The Washington Post reports the White House is planning for an extended conflict in Ukraine. Leaders in NATO, the UK and Germany have joined the US in support of a long war. However, there is anxiety among some in the Western alliance that war fatigue will set in and support for Kiev will dry up.
The Post reported an unnamed senior State Department official said, "Biden administration officials had discussed the possibility of a protracted conflict with global spill-over effects even before February, as U.S. intelligence suggested Putin was preparing to invade."

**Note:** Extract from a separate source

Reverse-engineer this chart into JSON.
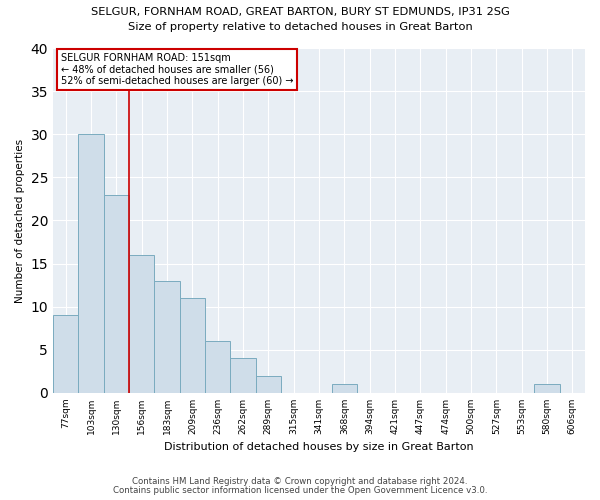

Secretary of Defense Lloyd Austin said, "We’re here to dig in our spurs." Austin made the comment during a meeting of the Ukraine Defense Contact Group. At the conference, the defense secretary announced Germany was sending long-range rockets to Kiev, and Slovakia was sending Mi-series helicopters.
The White House followed the conference by announcing a $1 billion weapons transfer to Ukraine. The package includes Harpoon anti-ship missiles and 155MM howitzers. On Friday, Ukrainian officials claimed a Harpoon missile was used to sink a Russian tug boat in the Black Sea. In a now-deleted tweet, a Ukrainian official said that Western countries were planning to arm Ukraine with the anti-ship missiles to sink Russian ships in the Black Sea.
On Sunday, NATO Secretary-General Jen Stoltenberg said, “We must prepare for the fact that it could take years. We must not let up in supporting Ukraine.” He added, "Even if the costs are high, not only for military support, also because of rising energy and food prices.”
UK Prime Minister Boris Johnson made his second trip to Keiv since Russia invaded on February 24. While meeting with President Volodymyr Zelensky, Johnson pledged the UK would train 10,000 Ukrainian troops every 120 days. "The UK is with you, and we will be with you until you ultimately prevail,” Johnson said.
German Chancellor Olaf Scholz indicated Ukraine should expect more support from the West. He said at an upcoming Group of Seven summit the attendees will make clear Kiev can expect to receive the support it needs "for as long as necessary."